17 Zo zegt de Here [ YHWH ]: hieraan zult gij weten, dat Ik de Here [ YHWH ] ben: zie, ik zal met de staf die in mijn hand is, op het water in de Nijl slaan; het zal in bloed veranderd worden,
De eerste plaag, water in bloed
18 En de vis in de Nijl zal sterven, zodat de Nijl zal stinken; dan zullen de Egyptenaren het water uit de Nijl niet kunnen drinken.
19 Toen zeide de Here [ YHWH ] tot Mozes: Zeg tot Aaron: neem uw staf en strek uw hand uit over de wateren der Egyptenaren, over hun stromen, hun kanalen, hun poelen en al hun verzamelplaatsen van water, opdat zij bloed worden, en er zal bloed zijn in het gehele land Egypte, zelfs in het houten en stenen vaatwerk.

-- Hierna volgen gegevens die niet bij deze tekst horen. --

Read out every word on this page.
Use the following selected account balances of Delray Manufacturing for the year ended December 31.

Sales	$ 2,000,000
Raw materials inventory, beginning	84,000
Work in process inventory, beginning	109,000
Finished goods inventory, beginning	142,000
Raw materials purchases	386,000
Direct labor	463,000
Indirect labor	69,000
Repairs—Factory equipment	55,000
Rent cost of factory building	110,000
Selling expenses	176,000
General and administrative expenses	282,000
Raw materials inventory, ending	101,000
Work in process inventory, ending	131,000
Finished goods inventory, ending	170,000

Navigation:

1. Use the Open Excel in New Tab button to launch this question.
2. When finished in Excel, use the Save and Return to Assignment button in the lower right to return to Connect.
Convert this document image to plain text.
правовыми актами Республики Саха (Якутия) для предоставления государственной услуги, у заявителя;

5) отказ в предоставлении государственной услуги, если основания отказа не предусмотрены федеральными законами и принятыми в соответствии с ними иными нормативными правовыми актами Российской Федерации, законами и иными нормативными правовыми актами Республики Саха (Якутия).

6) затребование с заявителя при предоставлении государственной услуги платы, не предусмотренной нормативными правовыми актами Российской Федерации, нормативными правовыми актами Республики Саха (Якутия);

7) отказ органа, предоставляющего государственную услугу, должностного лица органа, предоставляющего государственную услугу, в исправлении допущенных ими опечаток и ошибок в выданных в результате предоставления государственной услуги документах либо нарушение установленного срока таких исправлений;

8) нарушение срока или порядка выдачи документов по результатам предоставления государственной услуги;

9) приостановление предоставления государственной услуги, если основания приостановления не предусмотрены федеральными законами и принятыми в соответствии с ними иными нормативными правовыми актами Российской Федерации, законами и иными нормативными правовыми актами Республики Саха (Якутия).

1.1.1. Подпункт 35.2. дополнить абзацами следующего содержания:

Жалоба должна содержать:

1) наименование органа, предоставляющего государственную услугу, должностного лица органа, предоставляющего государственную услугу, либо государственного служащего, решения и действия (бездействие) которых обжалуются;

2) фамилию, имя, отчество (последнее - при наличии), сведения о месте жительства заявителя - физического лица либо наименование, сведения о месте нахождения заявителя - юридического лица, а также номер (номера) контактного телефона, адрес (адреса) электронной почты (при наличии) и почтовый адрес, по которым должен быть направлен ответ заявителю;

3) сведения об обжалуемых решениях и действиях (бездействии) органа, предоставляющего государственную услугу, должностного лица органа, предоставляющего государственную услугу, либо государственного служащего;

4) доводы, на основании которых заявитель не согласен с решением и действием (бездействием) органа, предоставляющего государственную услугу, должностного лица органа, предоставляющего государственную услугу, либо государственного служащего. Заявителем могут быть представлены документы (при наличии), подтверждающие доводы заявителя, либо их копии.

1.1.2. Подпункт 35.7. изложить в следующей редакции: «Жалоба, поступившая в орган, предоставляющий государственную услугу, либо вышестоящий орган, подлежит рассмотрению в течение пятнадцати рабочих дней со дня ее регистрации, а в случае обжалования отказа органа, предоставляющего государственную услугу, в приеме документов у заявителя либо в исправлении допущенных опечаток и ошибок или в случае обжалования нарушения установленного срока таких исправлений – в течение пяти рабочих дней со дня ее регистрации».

20 En Mozes en Aaron deden, zoals de Here [ YHWH ] geboden had; hij hief de staf op en sloeg het water in de Nijl voor de ogen van Farao en zijn dienaren, en al het water in de Nijl werd in bloed veranderd;
Yeshua veranderde water in wijn
21 De vis in de Nijl stierf, zodat de Nijl stonk en de Egyptenaren het water uit de Nijl niet konden drinken; en er was bloed in het gehele land Egypte.
22 Maar de Egyptische geleerden deden door hun toverkunsten hetzelfde, zodat het hart van Farao verhardde en hij naar hen niet luisterde, zoals de Here [ YHWH ] gezegd had.
| Zie Hapi, de Nijlgod met hangende vet borsten, afbeeldingen hadden het gezicht van de Farao |
|---|
| vruchtbaarheid, vogels, vissen, krokodillen en kikkers |
23 Farao wendde zich af, ging naar huis en nam ook dit niet ter harte.
| naar huis ⇒ de veilige plaats | daar waar je je geborgen, veilig voelt |
|---|
24 Alle Egyptenaren echter groeven in de omgeving van de Nijl naar water om te drinken, want Nijlwater konden zij niet drinken.
25 Zo verliepen zeven volle dagen, nadat de Here [ YHWH ] de Nijl geslagen had.